URI: 
       # taz.de -- Religion und Politik in Indien: Modi eröffnet Wahlkampf mit Tempel
       
       > Am Montag wurde der Ram-Tempel eingeweiht. Das Ereignis gilt in Indien
       > als Schlüssel für den Wahlkampf der Regierungspartei von Narendra Modi.
       
   IMG Bild: Auch zahlreiche Bollywood-Schauspieler sind zur Einweihung des Ram-Tempels nach Ayodhya gekommen
       
       Mumbai taz | Pünktlich zur Einweihung sind die Baugerüste verschwunden,
       obwohl der Gebäudekomplex längst noch nicht fertiggestellt ist.
       Blumengirlanden schmücken den Ram-Tempel in der nordindischen Pilgerstadt
       Ayodhya. Tausende gläubige Hindus haben sich davor versammelt. Im Inneren
       betet Indiens Premier Narendra Modi vor laufenden TV-Kameras.
       
       Der Premier weihte am Montag mit Priestern die Gebetsstätte ein, die dem
       beliebten Hindu-Gott Ram gewidmet ist. „Dies ist der Beginn einer neuen
       Ära“, beschwor Modi.

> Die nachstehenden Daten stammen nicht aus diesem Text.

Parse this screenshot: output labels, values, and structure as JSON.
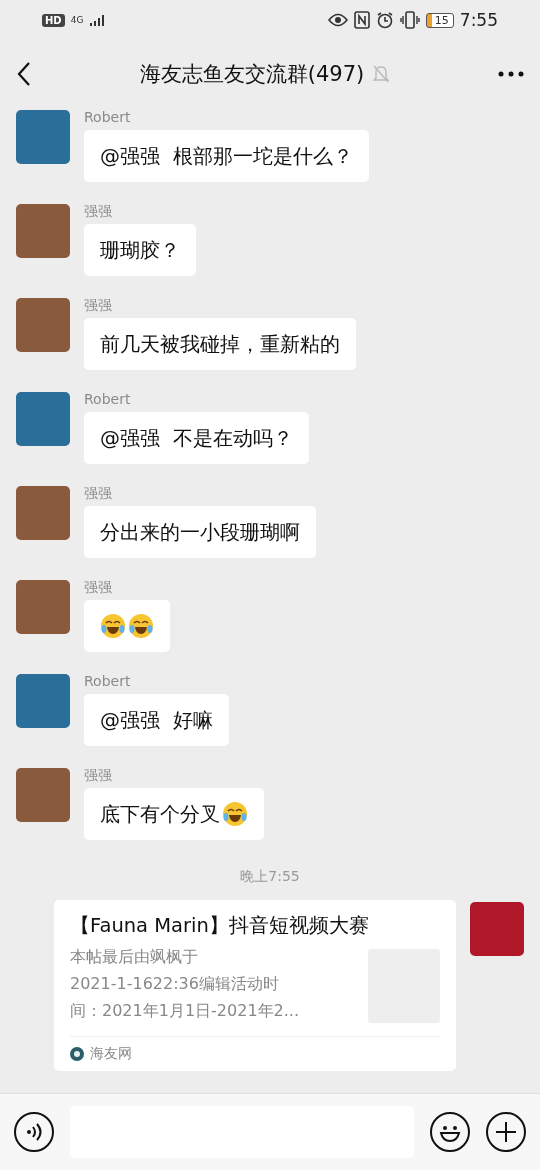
{
  "status_bar": {
    "hd": "HD",
    "network": "4G",
    "battery": "15",
    "time": "7:55"
  },
  "header": {
    "title": "海友志鱼友交流群(497)",
    "muted": true
  },
  "messages": [
    {
      "sender": "Robert",
      "color": "#2a6f9a",
      "kind": "text",
      "text": "@强强  根部那一坨是什么？"
    },
    {
      "sender": "强强",
      "color": "#8a5a3c",
      "kind": "text",
      "text": "珊瑚胶？"
    },
    {
      "sender": "强强",
      "color": "#8a5a3c",
      "kind": "text",
      "text": "前几天被我碰掉，重新粘的"
    },
    {
      "sender": "Robert",
      "color": "#2a6f9a",
      "kind": "text",
      "text": "@强强  不是在动吗？"
    },
    {
      "sender": "强强",
      "color": "#8a5a3c",
      "kind": "text",
      "text": "分出来的一小段珊瑚啊"
    },
    {
      "sender": "强强",
      "color": "#8a5a3c",
      "kind": "emoji"
    },
    {
      "sender": "Robert",
      "color": "#2a6f9a",
      "kind": "text",
      "text": "@强强  好嘛"
    },
    {
      "sender": "强强",
      "color": "#8a5a3c",
      "kind": "text_emoji",
      "text": "底下有个分叉"
    }
  ],
  "timestamp": "晚上7:55",
  "card": {
    "title": "【Fauna Marin】抖音短视频大赛",
    "lines": [
      "本帖最后由飒枫于",
      "2021-1-1622:36编辑活动时",
      "间：2021年1月1日-2021年2..."
    ],
    "source": "海友网",
    "color": "#b0182a"
  }
}
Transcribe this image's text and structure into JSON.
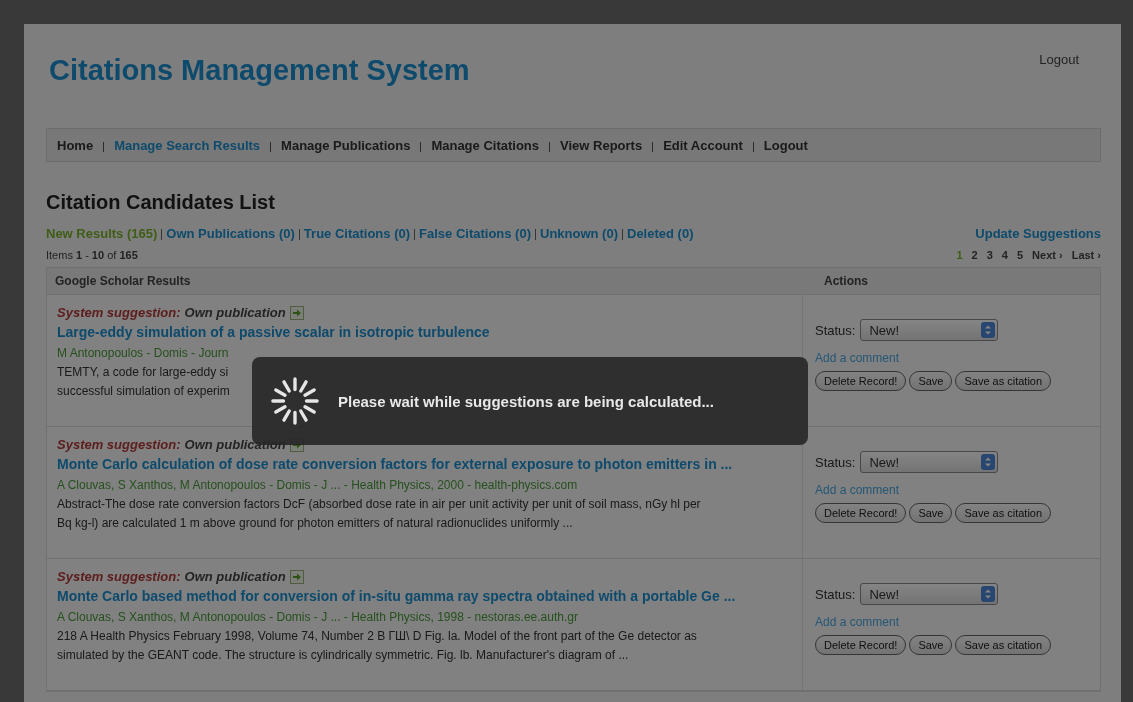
{
  "header": {
    "title": "Citations Management System",
    "logout": "Logout"
  },
  "nav": [
    {
      "label": "Home",
      "selected": false
    },
    {
      "label": "Manage Search Results",
      "selected": true
    },
    {
      "label": "Manage Publications",
      "selected": false
    },
    {
      "label": "Manage Citations",
      "selected": false
    },
    {
      "label": "View Reports",
      "selected": false
    },
    {
      "label": "Edit Account",
      "selected": false
    },
    {
      "label": "Logout",
      "selected": false
    }
  ],
  "heading": "Citation Candidates List",
  "filters": [
    {
      "label": "New Results (165)",
      "selected": true
    },
    {
      "label": "Own Publications (0)",
      "selected": false
    },
    {
      "label": "True Citations (0)",
      "selected": false
    },
    {
      "label": "False Citations (0)",
      "selected": false
    },
    {
      "label": "Unknown (0)",
      "selected": false
    },
    {
      "label": "Deleted (0)",
      "selected": false
    }
  ],
  "update_link": "Update Suggestions",
  "items_count": "Items **1** - **10** of **165**",
  "pagination": [
    {
      "label": "1",
      "selected": true
    },
    {
      "label": "2",
      "selected": false
    },
    {
      "label": "3",
      "selected": false
    },
    {
      "label": "4",
      "selected": false
    },
    {
      "label": "5",
      "selected": false
    },
    {
      "label": "Next ›",
      "selected": false
    },
    {
      "label": "Last ›",
      "selected": false
    }
  ],
  "table": {
    "columns": [
      "Google Scholar Results",
      "Actions"
    ],
    "rows": [
      {
        "suggestion_label": "System suggestion:",
        "suggestion": "Own publication",
        "title": "Large-eddy simulation of a passive scalar in isotropic turbulence",
        "authors": "M Antonopoulos - Domis - Journ",
        "snippet_lines": [
          "TEMTY, a code for large-eddy si",
          "successful simulation of experim"
        ],
        "status_label": "Status:",
        "status": "New!",
        "comment_link": "Add a comment",
        "buttons": [
          "Delete Record!",
          "Save",
          "Save as citation"
        ]
      },
      {
        "suggestion_label": "System suggestion:",
        "suggestion": "Own publication",
        "title": "Monte Carlo calculation of dose rate conversion factors for external exposure to photon emitters in ...",
        "authors": "A Clouvas, S Xanthos, M Antonopoulos - Domis - J ... - Health Physics, 2000 - health-physics.com",
        "snippet_lines": [
          "Abstract-The dose rate conversion factors DcF (absorbed dose rate in air per unit activity per unit of soil mass, nGy hl per",
          "Bq kg-l) are calculated 1 m above ground for photon emitters of natural radionuclides uniformly ..."
        ],
        "status_label": "Status:",
        "status": "New!",
        "comment_link": "Add a comment",
        "buttons": [
          "Delete Record!",
          "Save",
          "Save as citation"
        ]
      },
      {
        "suggestion_label": "System suggestion:",
        "suggestion": "Own publication",
        "title": "Monte Carlo based method for conversion of in-situ gamma ray spectra obtained with a portable Ge ...",
        "authors": "A Clouvas, S Xanthos, M Antonopoulos - Domis - J ... - Health Physics, 1998 - nestoras.ee.auth.gr",
        "snippet_lines": [
          "218 A Health Physics February 1998, Volume 74, Number 2 B ГШ\\ D Fig. la. Model of the front part of the Ge detector as",
          "simulated by the GEANT code. The structure is cylindrically symmetric. Fig. lb. Manufacturer's diagram of ..."
        ],
        "status_label": "Status:",
        "status": "New!",
        "comment_link": "Add a comment",
        "buttons": [
          "Delete Record!",
          "Save",
          "Save as citation"
        ]
      }
    ]
  },
  "loading": {
    "message": "Please wait while suggestions are being calculated..."
  }
}
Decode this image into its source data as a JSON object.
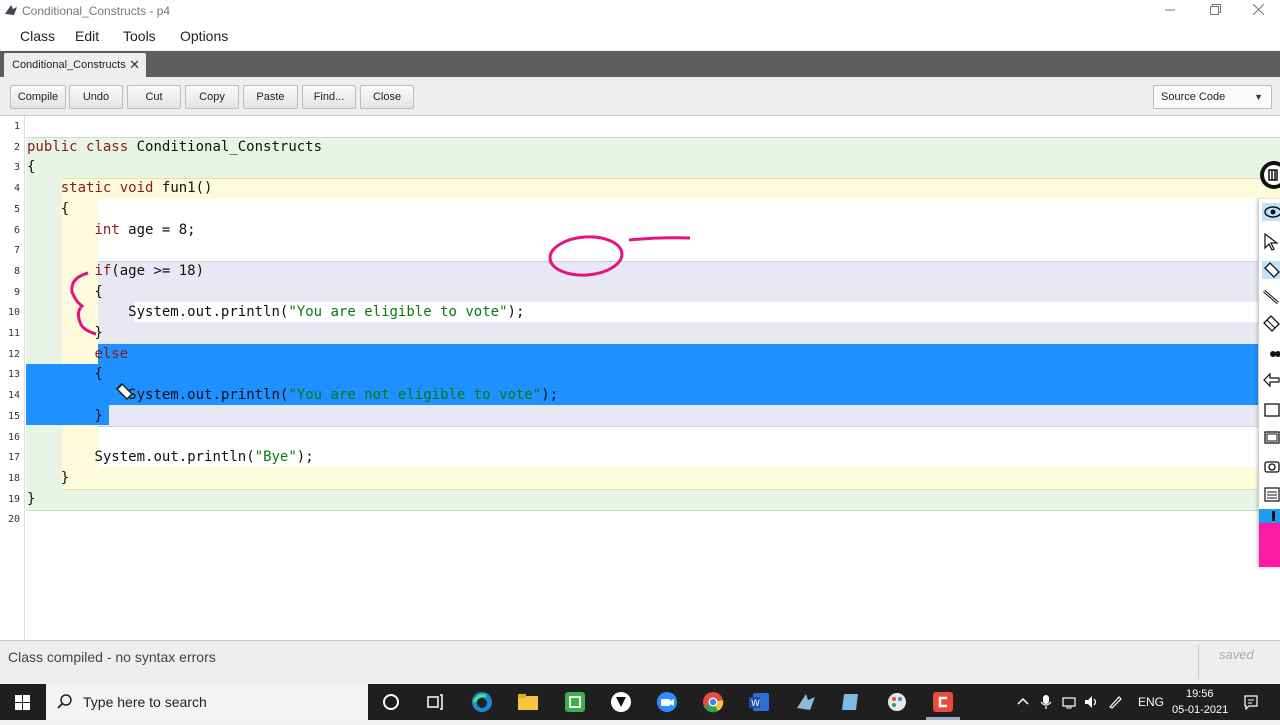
{
  "window": {
    "title": "Conditional_Constructs - p4"
  },
  "menu": [
    "Class",
    "Edit",
    "Tools",
    "Options"
  ],
  "tab": {
    "label": "Conditional_Constructs",
    "close": "✕"
  },
  "toolbar": {
    "buttons": [
      "Compile",
      "Undo",
      "Cut",
      "Copy",
      "Paste",
      "Find...",
      "Close"
    ],
    "view_select": "Source Code"
  },
  "editor": {
    "line_numbers": [
      "1",
      "2",
      "3",
      "4",
      "5",
      "6",
      "7",
      "8",
      "9",
      "10",
      "11",
      "12",
      "13",
      "14",
      "15",
      "16",
      "17",
      "18",
      "19",
      "20"
    ],
    "lines": [
      "",
      "public class Conditional_Constructs",
      "{",
      "    static void fun1()",
      "    {",
      "        int age = 8;",
      "",
      "        if(age >= 18)",
      "        {",
      "            System.out.println(\"You are eligible to vote\");",
      "        }",
      "        else",
      "        {",
      "            System.out.println(\"You are not eligible to vote\");",
      "        }",
      "",
      "        System.out.println(\"Bye\");",
      "    }",
      "}",
      ""
    ],
    "selected_lines": [
      12,
      13,
      14,
      15
    ]
  },
  "status": {
    "message": "Class compiled - no syntax errors",
    "saved": "saved"
  },
  "taskbar": {
    "search_placeholder": "Type here to search",
    "language": "ENG",
    "time": "19:56",
    "date": "05-01-2021"
  },
  "colors": {
    "class_scope": "#e8f5e6",
    "method_scope": "#fdfbdc",
    "if_scope": "#e8e8f4",
    "selection": "#1e90ff",
    "ink": "#e4137f"
  }
}
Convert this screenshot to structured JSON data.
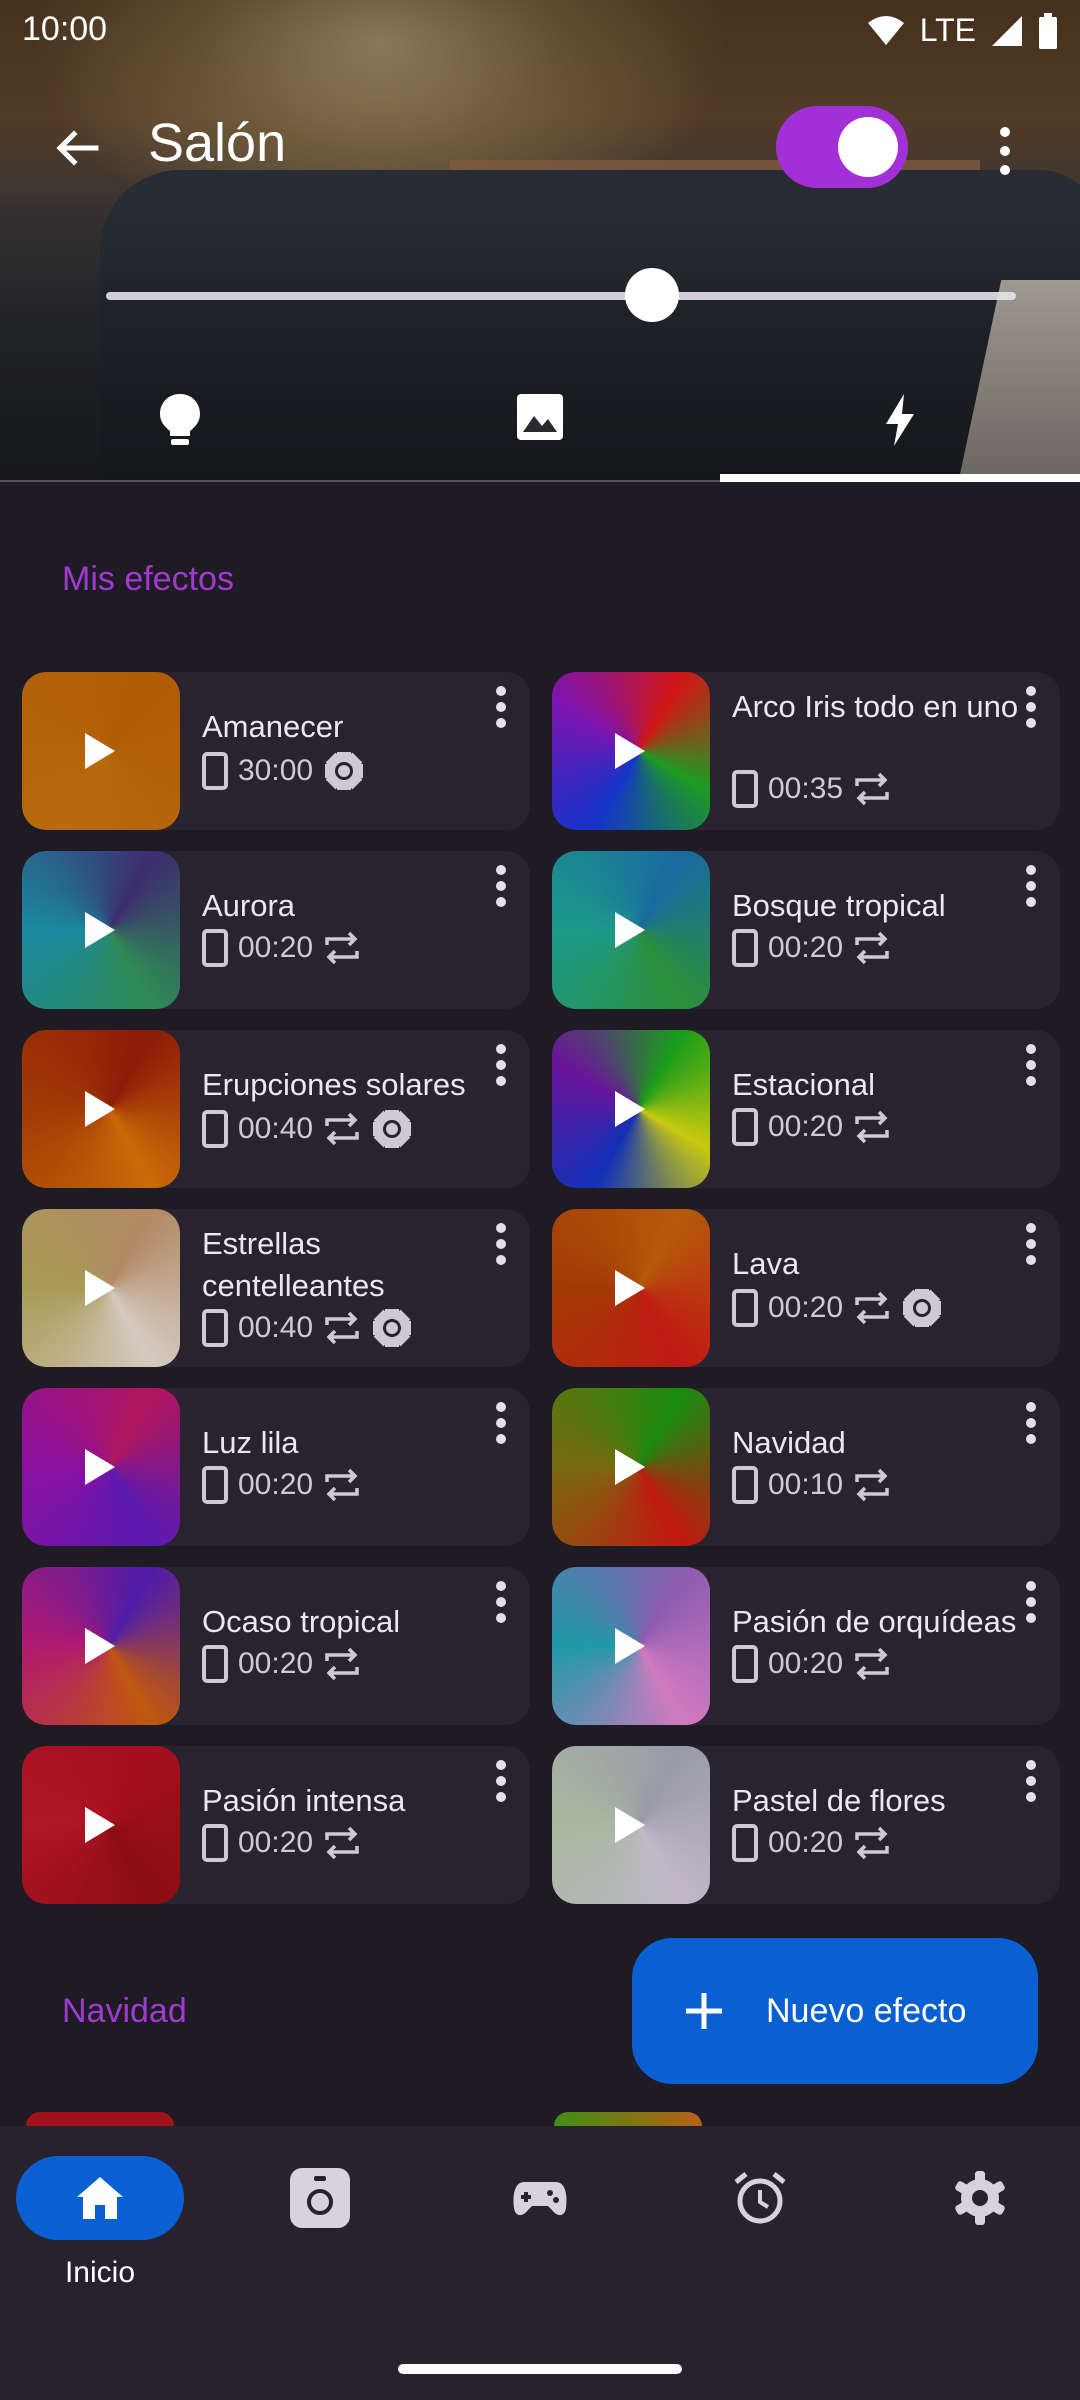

Ram sei ein Vorbild und der Tempel ein Instrument „zur
       Einigung des Landes“. Nicht nur in Ayodhya waren viele Hindus in
       Feierlaune. Weltweit fanden zahlreiche Umzüge statt, die Ram huldigten. Zur
       Vorbereitung hatte Modi mit Kokoswasser gefastet und eine Briefmarke zum
       Anlass präsentiert. Für seine hindunationalistische Regierungspartei BJP
       hat mit dieser Show der Wahlkampf für die Parlamentswahlen im Frühjahr
       begonnen.
       
       Der Hardliner Modi ist seit 2014 Regierungschef. In seiner Amtszeit
       schrumpften zivilgesellschaftliche Freiheiten und die Meinungsfreiheit.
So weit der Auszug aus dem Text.